Brussels, BELGIUM — Advocate General Nils Wahl delivered his opinion in the Coty Germany case (Case C-230/16). The case deals with contractual provisions a producer of luxury cosmetics imposed on his authorized retailer, prohibiting the latter the sale of products on open online marketplaces. The key question pending in front of the Court of Justice of the EU (CJEU) is whether these distribution restrictions are compatible with EU competition law or not.
In today’s opinion, the Advocate General states that a producer of luxury goods may, under certain conditions, prohibit his authorized retailers from selling his products on third-party online marketplaces. According to the Advocate General, this prohibition cannot as such be considered illegal under competition rules because it aims to preserve the luxury image of products and is likely to improve competition based on qualitative distribution criteria.
The Computer & Communications Industry Association has advocated for open and competitive markets since 1972. Online marketplace bans have long been a concern because they deprive European sellers of more opportunities and consumers of more choice and price competition. The following can be attributed to CCIA Europe Director Jakob Kucharczyk:
“The Opinion of the Advocate General is not easy to square with the importance of online marketplaces for a thriving e-commerce environment. Popular marketplace apps help European sellers reach consumers, who increasingly shop on mobile devices.”
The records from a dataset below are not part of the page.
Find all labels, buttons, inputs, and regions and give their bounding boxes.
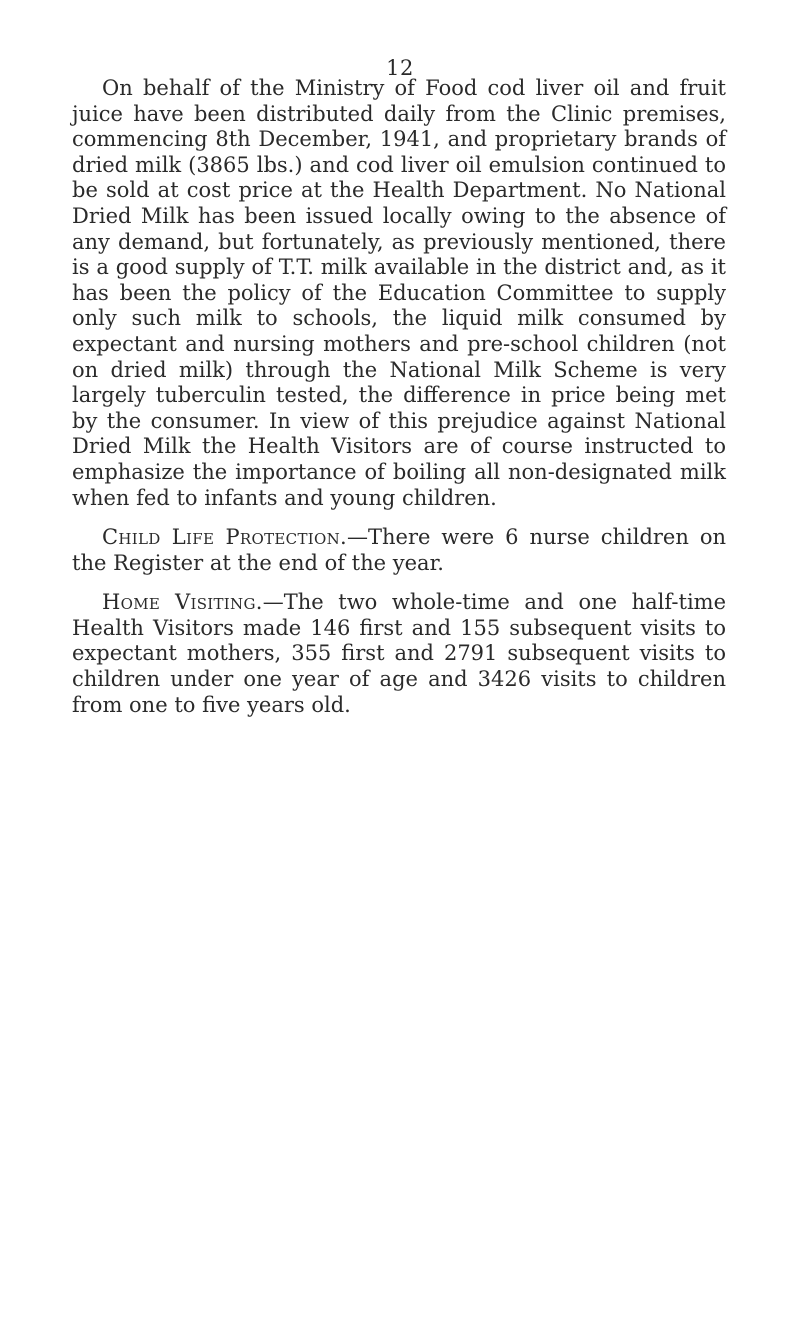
paragraph-food-distribution: [72, 76, 726, 511]
paragraph-home-visiting: [72, 590, 726, 718]
section-heading-child-life-protection: Child Life Protection.: [102, 525, 347, 550]
paragraph-child-life-protection: [72, 525, 726, 576]
paragraph-text: —The two whole-time and one half-time Health Visitors made 146 first and 155 subsequent visits to expectant mothers, 355 first and 2791 subsequent visits to children under one year of age and 3426 visits to children from one to five years old.: [72, 590, 726, 717]
body-text: [72, 76, 726, 718]
section-heading-home-visiting: Home Visiting.: [102, 590, 263, 615]
paragraph-text: —There were 6 nurse children on the Register at the end of the year.: [72, 525, 727, 575]
page-number: 12: [386, 56, 414, 80]
paragraph-text: On behalf of the Ministry of Food cod liver oil and fruit juice have been distributed daily from the Clinic premises, commencing 8th December, 1941, and proprietary brands of dried milk (3865 lbs.) and cod liver oil emulsion continued to be sold at cost price at the Health Department. No National Dried Milk has been issued locally owing to the absence of any demand, but fortunately, as previously mentioned, there is a good supply of T.T. milk available in the district and, as it has been the policy of the Education Committee to supply only such milk to schools, the liquid milk consumed by expectant and nursing mothers and pre-school children (not on dried milk) through the National Milk Scheme is very largely tuberculin tested, the difference in price being met by the consumer. In view of this prejudice against National Dried Milk the Health Visitors are of course instructed to emphasize the importance of boiling all non-designated milk when fed to infants and young children.: [72, 76, 726, 510]
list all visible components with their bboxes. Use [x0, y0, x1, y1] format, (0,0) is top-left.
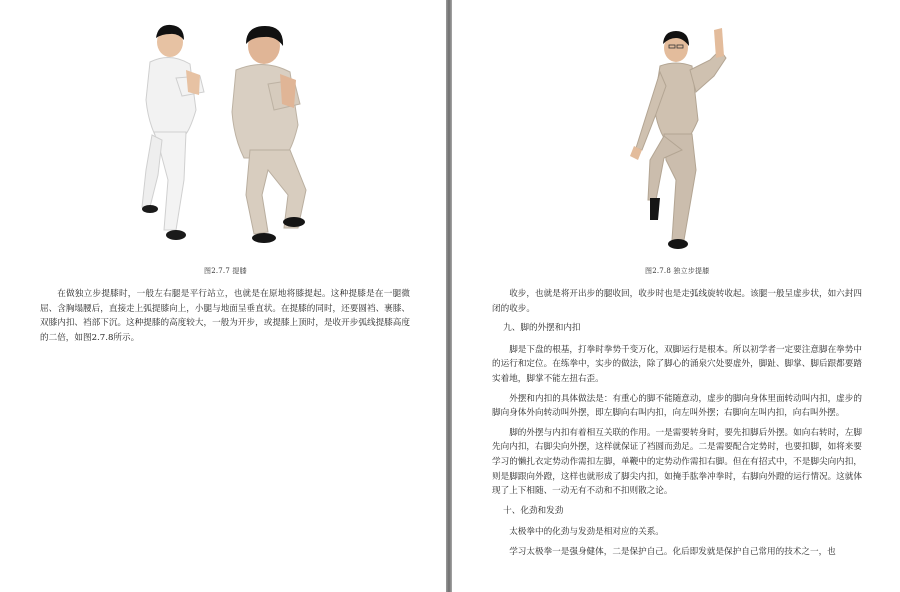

“Using online marketplaces does of course not absolve sellers from their contractual obligations. On this point, we hoped for more nuance, as we don’t see how a blanket marketplace ban can be a proportionate measure if sellers can fulfil legitimate distribution criteria. In these instances, consumers will remain deprived of greater choice and price competition while for many sellers an important online distribution channel will remain effectively closed. We hope when the Court of Justice issues its ruling, it will include more nuance on this point and consider a more forward-looking approach.”
“Having said that, it is only very difficult to draw general conclusions from the Opinion. The need to preserve a luxury image of products stands very much at the centre of the Advocate General’s reasoning. The majority of marketplace bans do not concern luxury products, but mass market products that can be found in just about any physical store. There is nothing in the Opinion to suggest that manufacturers of these products can continue to deprive consumers from greater competition and price transparency.”